National standard deviation for this stat: 0.93

 

National average for rushing yards per game: 174.78

National standard deviation for this stat: 55.03

 

National average for rushing touchdowns per game: 1.79

National standard deviation for this stat: 0.76

 

Nebraska's stats...

Rushing yards per carry: 4.69

Rushing yards per game: 220.50

Rushing touchdowns per game: 2.50

 

The z-score for a stat is the difference between that stat and the mean, divided by the standard deviation.

 

(4.69 - 4.33) / 0.93 = 0.39 for rushing yards per carry

 

Per your Akron example, you can see your understanding of the z-score is correct (because, had Nebraska matched the average, their z-score for this stat would be zero).

 

My rushing offense z-score is a composite, though.

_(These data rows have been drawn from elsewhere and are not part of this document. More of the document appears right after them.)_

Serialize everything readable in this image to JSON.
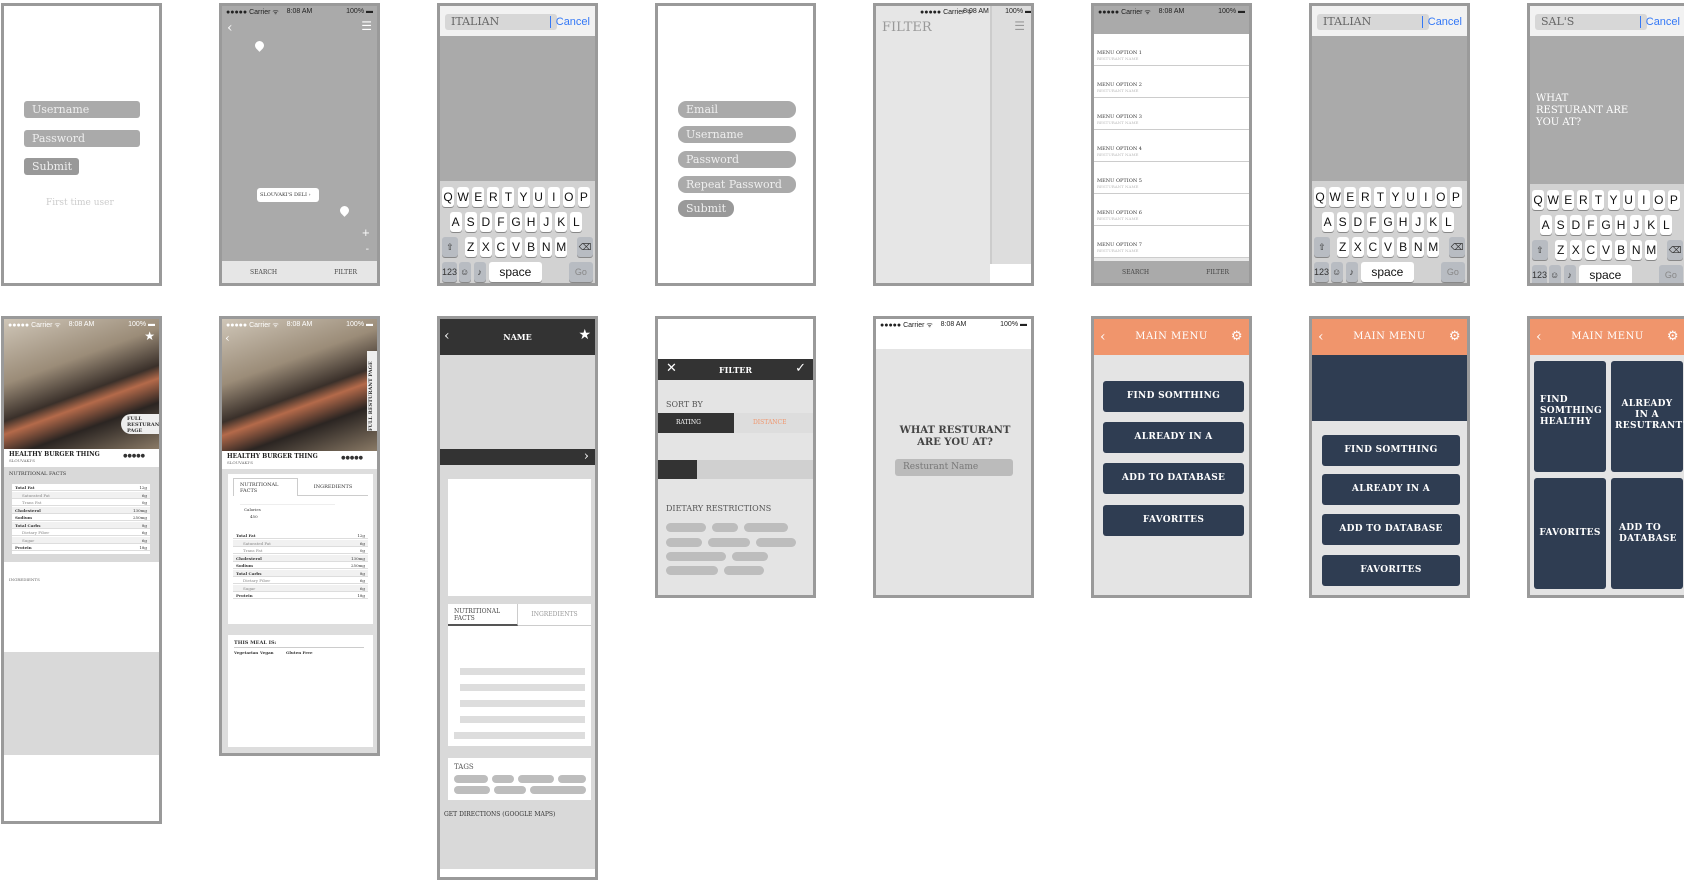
{
  "status": {
    "carrier": "●●●●● Carrier ᯤ",
    "time": "8:08 AM",
    "battery": "100% ▬"
  },
  "login": {
    "username": "Username",
    "password": "Password",
    "submit": "Submit",
    "first_time": "First time user"
  },
  "map": {
    "pin_label": "SLOUVAKI'S DELI",
    "search": "SEARCH",
    "filter": "FILTER",
    "plus": "+",
    "minus": "-"
  },
  "keyboard": {
    "row1": [
      "Q",
      "W",
      "E",
      "R",
      "T",
      "Y",
      "U",
      "I",
      "O",
      "P"
    ],
    "row2": [
      "A",
      "S",
      "D",
      "F",
      "G",
      "H",
      "J",
      "K",
      "L"
    ],
    "row3": [
      "Z",
      "X",
      "C",
      "V",
      "B",
      "N",
      "M"
    ],
    "num": "123",
    "space": "space",
    "go": "Go"
  },
  "search1": {
    "value": "ITALIAN",
    "cancel": "Cancel"
  },
  "register": {
    "email": "Email",
    "username": "Username",
    "password": "Password",
    "repeat": "Repeat Password",
    "submit": "Submit"
  },
  "filter_drawer": {
    "title": "FILTER"
  },
  "menu_list": {
    "items": [
      {
        "label": "MENU OPTION 1",
        "sub": "RESTURANT NAME"
      },
      {
        "label": "MENU OPTION 2",
        "sub": "RESTURANT NAME"
      },
      {
        "label": "MENU OPTION 3",
        "sub": "RESTURANT NAME"
      },
      {
        "label": "MENU OPTION 4",
        "sub": "RESTURANT NAME"
      },
      {
        "label": "MENU OPTION 5",
        "sub": "RESTURANT NAME"
      },
      {
        "label": "MENU OPTION 6",
        "sub": "RESTURANT NAME"
      },
      {
        "label": "MENU OPTION 7",
        "sub": "RESTURANT NAME"
      }
    ],
    "search": "SEARCH",
    "filter": "FILTER"
  },
  "search2": {
    "value": "ITALIAN",
    "cancel": "Cancel"
  },
  "search3": {
    "value": "SAL'S",
    "cancel": "Cancel",
    "prompt": "WHAT RESTURANT ARE YOU AT?"
  },
  "detail1": {
    "name": "HEALTHY BURGER THING",
    "sub": "SLOUVAKI'S",
    "rating": "●●●●●",
    "full_page": "FULL RESTURANT PAGE",
    "nutri_title": "NUTRITIONAL FACTS",
    "ingredients": "INGREDIENTS",
    "rows": [
      {
        "k": "Total Fat",
        "v": "12g",
        "b": true
      },
      {
        "k": "Saturated Fat",
        "v": "6g",
        "b": false
      },
      {
        "k": "Trans Fat",
        "v": "0g",
        "b": false
      },
      {
        "k": "Cholesterol",
        "v": "130mg",
        "b": true
      },
      {
        "k": "Sodium",
        "v": "250mg",
        "b": true
      },
      {
        "k": "Total Carbs",
        "v": "8g",
        "b": true
      },
      {
        "k": "Dietary Fiber",
        "v": "6g",
        "b": false
      },
      {
        "k": "Sugar",
        "v": "6g",
        "b": false
      },
      {
        "k": "Protein",
        "v": "18g",
        "b": true
      }
    ]
  },
  "detail2": {
    "name": "HEALTHY BURGER THING",
    "sub": "SLOUVAKI'S",
    "rating": "●●●●●",
    "full_page": "FULL RESTURANT PAGE",
    "tab1": "NUTRITIONAL FACTS",
    "tab2": "INGREDIENTS",
    "calories_label": "Calories",
    "calories": "450",
    "meal_is": "THIS MEAL IS:",
    "tags": [
      "Vegetarian",
      "Vegan",
      "Gluten Free"
    ]
  },
  "resto": {
    "name": "NAME",
    "tab1": "NUTRITIONAL FACTS",
    "tab2": "INGREDIENTS",
    "tags": "TAGS",
    "directions": "GET DIRECTIONS (GOOGLE MAPS)"
  },
  "filter": {
    "title": "FILTER",
    "sort_by": "SORT BY",
    "rating": "RATING",
    "distance": "DISTANCE",
    "dietary": "DIETARY RESTRICTIONS",
    "slider_fraction": 0.25
  },
  "which": {
    "prompt": "WHAT RESTURANT ARE YOU AT?",
    "placeholder": "Resturant Name"
  },
  "menu1": {
    "title": "MAIN MENU",
    "buttons": [
      "FIND SOMTHING HEALTHY",
      "ALREADY IN A RESTURANT?",
      "ADD TO DATABASE",
      "FAVORITES"
    ]
  },
  "menu2": {
    "title": "MAIN MENU",
    "buttons": [
      "FIND SOMTHING HEALTHY",
      "ALREADY IN A RESTURANT?",
      "ADD TO DATABASE",
      "FAVORITES"
    ]
  },
  "menu3": {
    "title": "MAIN MENU",
    "tiles": [
      "FIND SOMTHING HEALTHY",
      "ALREADY IN A RESUTRANT?",
      "FAVORITES",
      "ADD TO DATABASE"
    ]
  },
  "colors": {
    "accent": "#f0956c",
    "navy": "#2f3d52",
    "wire": "#aaaaaa"
  }
}
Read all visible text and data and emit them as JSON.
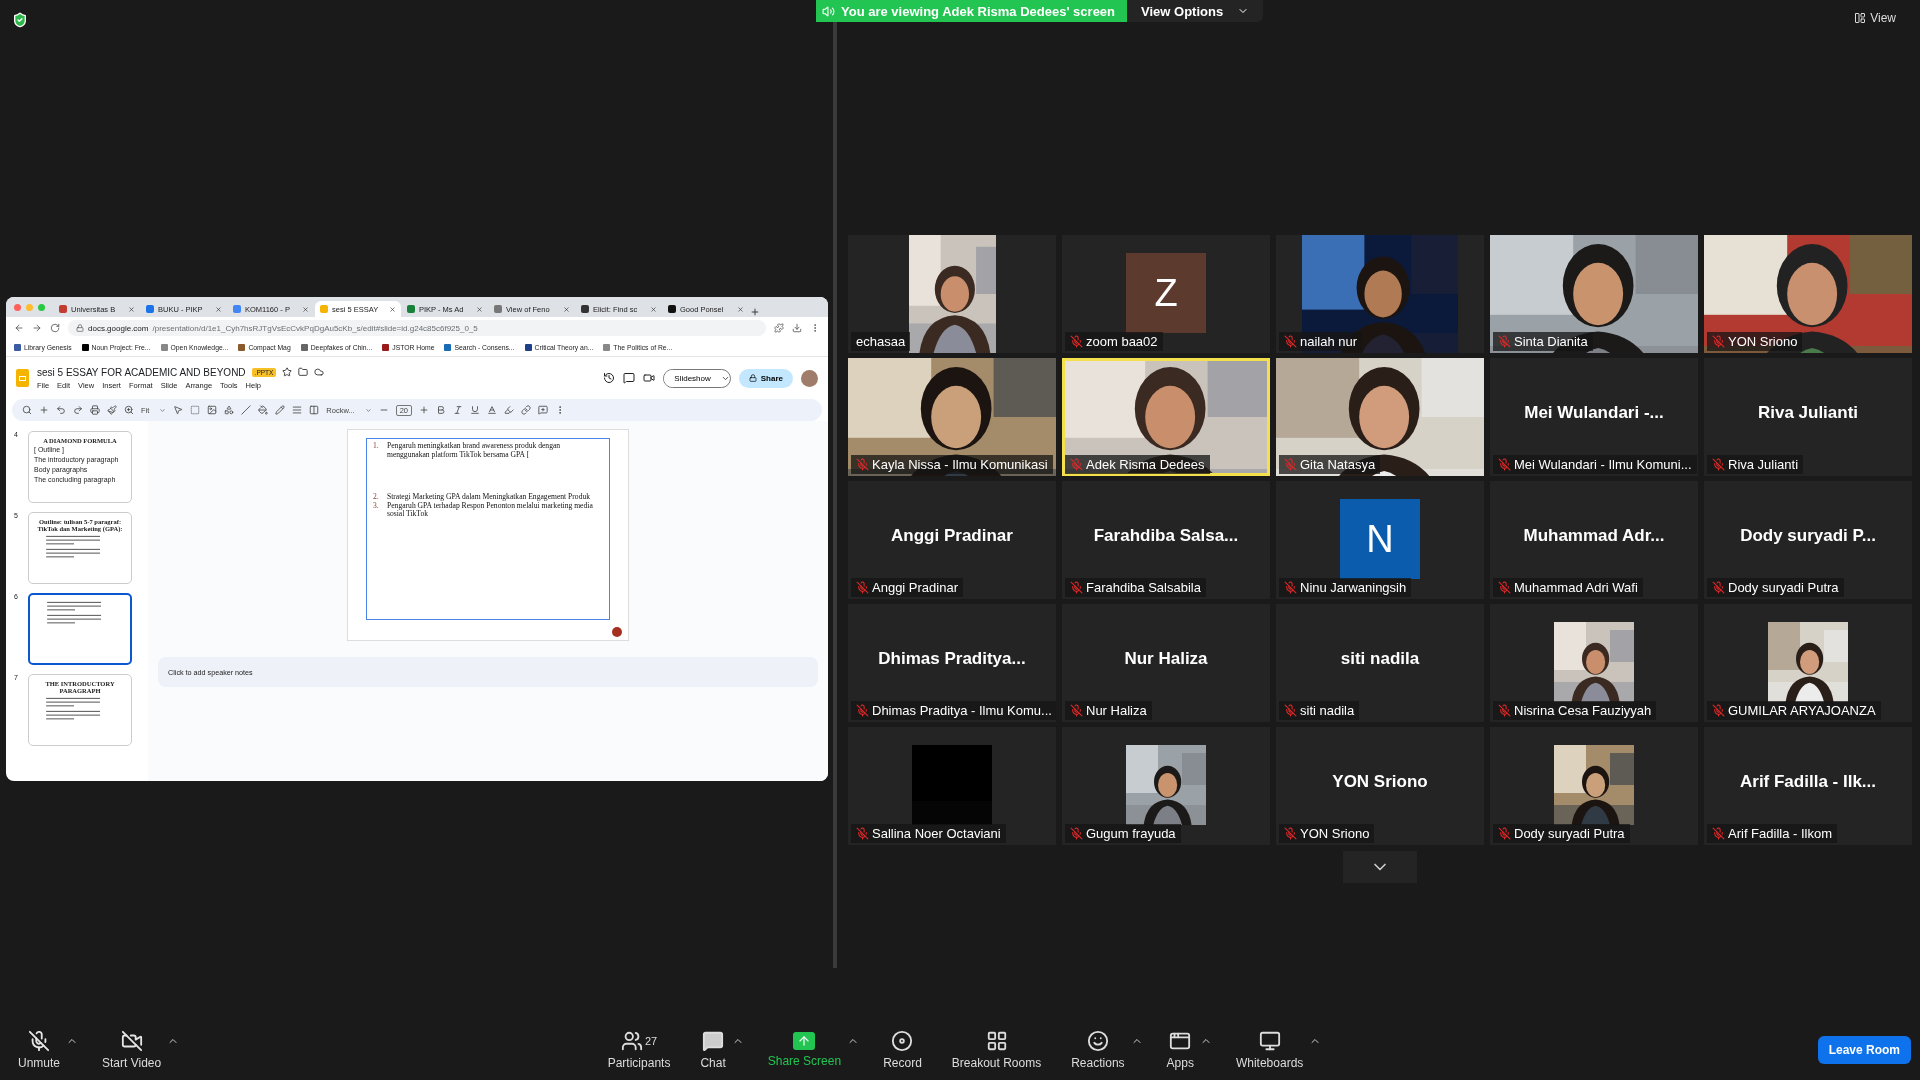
{
  "banner": {
    "text": "You are viewing Adek Risma Dedees' screen",
    "options": "View Options"
  },
  "view_button": "View",
  "shared_screen": {
    "tabs": [
      {
        "label": "Universitas B",
        "selected": false
      },
      {
        "label": "BUKU - PIKP",
        "selected": false
      },
      {
        "label": "KOM1160 - P",
        "selected": false
      },
      {
        "label": "sesi 5 ESSAY",
        "selected": true
      },
      {
        "label": "PIKP - Ms Ad",
        "selected": false
      },
      {
        "label": "View of Feno",
        "selected": false
      },
      {
        "label": "Elicit: Find sc",
        "selected": false
      },
      {
        "label": "Good Ponsel",
        "selected": false
      }
    ],
    "url_host": "docs.google.com",
    "url_path": "/presentation/d/1e1_Cyh7hsRJTgVsEcCvkPqDgAu5cKb_s/edit#slide=id.g24c85c6f925_0_5",
    "bookmarks": [
      "Library Genesis",
      "Noun Project: Fre...",
      "Open Knowledge...",
      "Compact Mag",
      "Deepfakes of Chin...",
      "JSTOR Home",
      "Search - Consens...",
      "Critical Theory an...",
      "The Politics of Re..."
    ],
    "doc_title": "sesi 5 ESSAY FOR ACADEMIC AND BEYOND",
    "file_badge": ".PPTX",
    "menus": [
      "File",
      "Edit",
      "View",
      "Insert",
      "Format",
      "Slide",
      "Arrange",
      "Tools",
      "Help"
    ],
    "slideshow": "Slideshow",
    "share": "Share",
    "zoom": "Fit",
    "font": "Rockw...",
    "font_size": "20",
    "thumbnails": [
      {
        "number": "4",
        "title": "A DIAMOND FORMULA",
        "lines": [
          "[ Outline ]",
          "The introductory paragraph",
          "Body paragraphs",
          "The concluding paragraph"
        ],
        "selected": false
      },
      {
        "number": "5",
        "title": "Outline: tulisan 5-7 paragraf: TikTok dan Marketing (GPA):",
        "selected": false
      },
      {
        "number": "6",
        "selected": true
      },
      {
        "number": "7",
        "title": "THE INTRODUCTORY PARAGRAPH",
        "selected": false
      }
    ],
    "slide_groups": [
      [
        {
          "number": "1.",
          "text": "Pengaruh meningkatkan brand awareness produk dengan menggunakan platform TikTok bersama GPA ["
        }
      ],
      [
        {
          "number": "2.",
          "text": "Strategi Marketing GPA dalam Meningkatkan Engagement Produk"
        },
        {
          "number": "3.",
          "text": "Pengaruh GPA terhadap Respon Penonton melalui marketing media sosial TikTok"
        }
      ]
    ],
    "notes_placeholder": "Click to add speaker notes"
  },
  "tiles": [
    {
      "name": "echasaa",
      "kind": "portrait",
      "muted": false,
      "selected": false
    },
    {
      "name": "zoom baa02",
      "kind": "letter",
      "letter": "Z",
      "color": "#5c3a2d",
      "muted": true,
      "selected": false
    },
    {
      "name": "nailah nur",
      "kind": "wide",
      "muted": true,
      "selected": false
    },
    {
      "name": "Sinta Dianita",
      "kind": "video",
      "muted": true,
      "selected": false
    },
    {
      "name": "YON Sriono",
      "kind": "video",
      "muted": true,
      "selected": false
    },
    {
      "name": "Kayla Nissa - Ilmu Komunikasi",
      "kind": "video",
      "muted": true,
      "selected": false
    },
    {
      "name": "Adek Risma Dedees",
      "kind": "video",
      "muted": true,
      "selected": true
    },
    {
      "name": "Gita Natasya",
      "kind": "video",
      "muted": true,
      "selected": false
    },
    {
      "name": "Mei Wulandari - Ilmu Komuni...",
      "kind": "name",
      "display": "Mei Wulandari -...",
      "muted": true,
      "selected": false
    },
    {
      "name": "Riva Julianti",
      "kind": "name",
      "display": "Riva Julianti",
      "muted": true,
      "selected": false
    },
    {
      "name": "Anggi Pradinar",
      "kind": "name",
      "display": "Anggi Pradinar",
      "muted": true,
      "selected": false
    },
    {
      "name": "Farahdiba Salsabila",
      "kind": "name",
      "display": "Farahdiba Salsa...",
      "muted": true,
      "selected": false
    },
    {
      "name": "Ninu Jarwaningsih",
      "kind": "letter",
      "letter": "N",
      "color": "#0b5cad",
      "muted": true,
      "selected": false
    },
    {
      "name": "Muhammad Adri Wafi",
      "kind": "name",
      "display": "Muhammad Adr...",
      "muted": true,
      "selected": false
    },
    {
      "name": "Dody suryadi Putra",
      "kind": "name",
      "display": "Dody suryadi P...",
      "muted": true,
      "selected": false
    },
    {
      "name": "Dhimas Praditya - Ilmu Komu...",
      "kind": "name",
      "display": "Dhimas  Praditya...",
      "muted": true,
      "selected": false
    },
    {
      "name": "Nur Haliza",
      "kind": "name",
      "display": "Nur Haliza",
      "muted": true,
      "selected": false
    },
    {
      "name": "siti nadila",
      "kind": "name",
      "display": "siti nadila",
      "muted": true,
      "selected": false
    },
    {
      "name": "Nisrina Cesa Fauziyyah",
      "kind": "square",
      "muted": true,
      "selected": false
    },
    {
      "name": "GUMILAR ARYAJOANZA",
      "kind": "square",
      "muted": true,
      "selected": false
    },
    {
      "name": "Sallina Noer Octaviani",
      "kind": "black",
      "muted": true,
      "selected": false
    },
    {
      "name": "Gugum frayuda",
      "kind": "square",
      "muted": true,
      "selected": false
    },
    {
      "name": "YON Sriono",
      "kind": "name",
      "display": "YON Sriono",
      "muted": true,
      "selected": false
    },
    {
      "name": "Dody suryadi Putra",
      "kind": "square",
      "muted": true,
      "selected": false
    },
    {
      "name": "Arif Fadilla - Ilkom",
      "kind": "name",
      "display": "Arif Fadilla - Ilk...",
      "muted": true,
      "selected": false
    }
  ],
  "toolbar": [
    {
      "label": "Unmute",
      "kind": "mic",
      "caret": true
    },
    {
      "label": "Start Video",
      "kind": "video",
      "caret": true
    },
    {
      "label": "Participants",
      "kind": "participants",
      "count": "27",
      "caret": false
    },
    {
      "label": "Chat",
      "kind": "chat",
      "caret": true
    },
    {
      "label": "Share Screen",
      "kind": "share",
      "caret": true
    },
    {
      "label": "Record",
      "kind": "record",
      "caret": false
    },
    {
      "label": "Breakout Rooms",
      "kind": "breakout",
      "caret": false
    },
    {
      "label": "Reactions",
      "kind": "reactions",
      "caret": true
    },
    {
      "label": "Apps",
      "kind": "apps",
      "caret": true
    },
    {
      "label": "Whiteboards",
      "kind": "whiteboards",
      "caret": true
    }
  ],
  "leave": "Leave Room"
}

I'm calculating the other two z-scores and averaging to come up with Nebraska's 0.72. The details are below:

 

(220.5 - 174.78) / 55.03 = 0.83 for rushing yards per game

 

(2.5 - 1.79) / 0.76 = 0.93 for rushing touchdowns per game

 

We take the average of those three z-scores (and I chose rushing offense for an example because there are so few measurables relative to other categories) to get what I shared for Nebraska's z-score for the whole category:

 

(0.39 + 0.83 + 0.93) / 3 = 0.72

 

That figure gets lumped in with passing offense, scoring offense, and total offense for the purpose of finding the rank of Nebraska's offensive statistics relative to those of other FBS programs. It's the same for the defense except, again, I'm changing the signs to keep low yardage as a positive. Both defensive and offensive categories, plus the turnover margin one, factor into the "overall" ranking list.

 

I'll throw some dates up, too. I think I was hoping the post would show the date of the last edit but no dice...

[Moiraine]

Sorry I'm a little slow responding. I think you get it but I'll try and explain further and confuse you anyway.

 

I'm actually averaging the z-scores for every stat within a category...and then averaging those averages for the rankings.

 

My explanations are probably confusing and an example would do a better job so...

 

Rushing Offense

 

National average for rushing yards per carry: 4.33

National standard deviation for this stat: 0.93

 

National average for rushing yards per game: 174.78

National standard deviation for this stat: 55.03

 

National average for rushing touchdowns per game: 1.79

National standard deviation for this stat: 0.76

 

Nebraska's stats...

Rushing yards per carry: 4.69

Rushing yards per game: 220.50

Rushing touchdowns per game: 2.50

 

The z-score for a stat is the difference between that stat and the mean, divided by the standard deviation.

 

(4.69 - 4.33) / 0.93 = 0.39 for rushing yards per carry

 

Per your Akron example, you can see your understanding of the z-score is correct (because, had Nebraska matched the average, their z-score for this stat would be zero).

 

My rushing offense z-score is a composite, though. I'm calculating the other two z-scores and averaging to come up with Nebraska's 0.72. The details are below:

 

(220.5 - 174.78) / 55.03 = 0.83 for rushing yards per game

 

(2.5 - 1.79) / 0.76 = 0.93 for rushing touchdowns per game

 

We take the average of those three z-scores (and I chose rushing offense for an example because there are so few measurables relative to other categories) to get what I shared for Nebraska's z-score for the whole category:

 

(0.39 + 0.83 + 0.93) / 3 = 0.72

 

That figure gets lumped in with passing offense, scoring offense, and total offense for the purpose of finding the rank of Nebraska's offensive statistics relative to those of other FBS programs. It's the same for the defense except, again, I'm changing the signs to keep low yardage as a positive. Both defensive and offensive categories, plus the turnover margin one, factor into the "overall" ranking list.

 

I'll throw some dates up, too. I think I was hoping the post would show the date of the last edit but no dice...

 

I think I get it.

 

There's an option somewhere where you can choose to let your posts have an "edited by" line and it will show the date. I think?

[Moiraine]

[beorach]

That's very cool. Thanks for adding a touch of class in this joint. GBR!